Tüm gün sürecek olan sempozyumun ilk oturumu protokol konuşmalarının bitimiyle başladı. İlk oturumda Sağlık Bakım Hizmetleri konusu masaya yatırıldı. Prof. Dr. Hamza Müslümanoğlu’nun oturum başkanlığı yaptığı ilk oturum, 21. Yüzyılda Hemşirelik sunumuyla Prof. Dr. Haydar Sur, Toplumun Bilinçlendirilmesi Konusunda İtici Güç: Hemşirelik sunumu ile Prof. Dr Selma Doğan ve Sağlık Bakım Hizmetlerinde Hemşirenin Rolü sunumu ile Sevgi Demiray’ın katılımı ile yapıldı.

İkinci oturum ise Ebelik ve Hemşirelikte Yasal Sorumluluklar başlığı ile Prof. Dr. Erol Kısmet’in oturum başkanlığı ile başlarken,  oturumda ilk sözü Ebe-Hemşirelerin Yasal Sorumlulukları ve Hukuksal Boyutu sunumu ile Doç Dr. Kadriye Kart Yaşar aldı. Doç. Dr. Oğuz Özyaral’ın İş Sağlığı Güvenliği ve Çalışma Koşulları konusu ile devam eden oturumun son konusu ise Ebelik ve Hemşirelik Mesleğinde Malprakris sunumu ile Av. Halide Yaşar’ın oldu.

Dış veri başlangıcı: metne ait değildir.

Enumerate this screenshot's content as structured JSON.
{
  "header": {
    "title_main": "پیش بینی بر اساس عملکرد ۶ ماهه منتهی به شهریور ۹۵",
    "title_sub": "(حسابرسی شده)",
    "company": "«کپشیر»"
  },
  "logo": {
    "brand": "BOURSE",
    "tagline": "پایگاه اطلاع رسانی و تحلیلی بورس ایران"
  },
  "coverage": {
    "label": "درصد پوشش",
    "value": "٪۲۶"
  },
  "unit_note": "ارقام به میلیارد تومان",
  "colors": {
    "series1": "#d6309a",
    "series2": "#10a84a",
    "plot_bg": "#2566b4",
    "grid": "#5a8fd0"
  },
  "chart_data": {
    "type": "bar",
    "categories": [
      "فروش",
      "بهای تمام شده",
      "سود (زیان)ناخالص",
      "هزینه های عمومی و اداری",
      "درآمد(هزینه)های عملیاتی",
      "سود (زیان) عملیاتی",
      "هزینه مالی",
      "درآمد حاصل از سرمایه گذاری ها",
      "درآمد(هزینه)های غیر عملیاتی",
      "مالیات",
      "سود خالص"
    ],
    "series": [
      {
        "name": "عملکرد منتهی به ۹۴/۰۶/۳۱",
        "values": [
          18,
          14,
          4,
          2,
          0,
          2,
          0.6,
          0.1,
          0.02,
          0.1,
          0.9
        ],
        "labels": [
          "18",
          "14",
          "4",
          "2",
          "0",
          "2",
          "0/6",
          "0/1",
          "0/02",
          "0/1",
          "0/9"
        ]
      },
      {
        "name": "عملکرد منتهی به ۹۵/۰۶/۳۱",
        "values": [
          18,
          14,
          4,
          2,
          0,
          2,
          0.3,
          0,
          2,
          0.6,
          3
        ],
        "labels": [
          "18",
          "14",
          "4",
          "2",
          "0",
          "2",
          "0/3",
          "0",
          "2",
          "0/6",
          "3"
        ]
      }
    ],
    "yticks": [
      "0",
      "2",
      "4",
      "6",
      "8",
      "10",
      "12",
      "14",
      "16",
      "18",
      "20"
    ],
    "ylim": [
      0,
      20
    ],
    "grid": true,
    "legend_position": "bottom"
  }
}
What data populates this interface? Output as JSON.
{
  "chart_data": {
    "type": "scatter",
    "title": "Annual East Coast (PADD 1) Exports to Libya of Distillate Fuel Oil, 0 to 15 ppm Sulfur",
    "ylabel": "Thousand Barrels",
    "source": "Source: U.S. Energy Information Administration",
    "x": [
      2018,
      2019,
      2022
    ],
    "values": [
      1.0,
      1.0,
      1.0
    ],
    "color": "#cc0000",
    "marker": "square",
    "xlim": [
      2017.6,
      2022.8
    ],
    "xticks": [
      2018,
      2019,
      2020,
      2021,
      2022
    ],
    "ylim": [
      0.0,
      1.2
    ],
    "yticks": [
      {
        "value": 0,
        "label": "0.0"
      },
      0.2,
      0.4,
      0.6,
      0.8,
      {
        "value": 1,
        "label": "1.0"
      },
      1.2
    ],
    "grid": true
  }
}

Üçüncü ve son oturumda Hemşirelik Mesleğinin Geleceği konuşuldu. Oturum başkanlığını Prof. Dr. İhsan Bakır’ın yaptığı oturumda Ebe-Hemşire Eğitiminde Yeterlilik konusunda Doç. Dr. Leman Şenturan, Ebe ve Hemşirelikte Mezuniyet Sonrası Eğitim konusuyla Gülser Şerbetçi ve son olarak Hemşirelerin Gelecek Fırsatları ve Yenilikçi Hemşirelik Alanları sunumu ile Öğr. Gör. Pınar Doğan konuşması ile sonlandı.

 

 

2. Hemşire Gündemi Sempozyumu’na Genel Başkanımız Metin Memiş’in yanı sıra Genel Başkan Vekilimiz Semih Durmuş, Genel Başkan Yardımcılarımız Himmet Bayar, İdris Baykan, Mustafa Örnek, Abdülaziz Aslan Sağlık Hizmetleri Genel Müdürü Nurullah Okumuş ve Bölge Sekreterleri Erol Kısmet, Kadriye Kart Yaşar, Prof. Dr. Hamza Müslümanoğlu katıldı.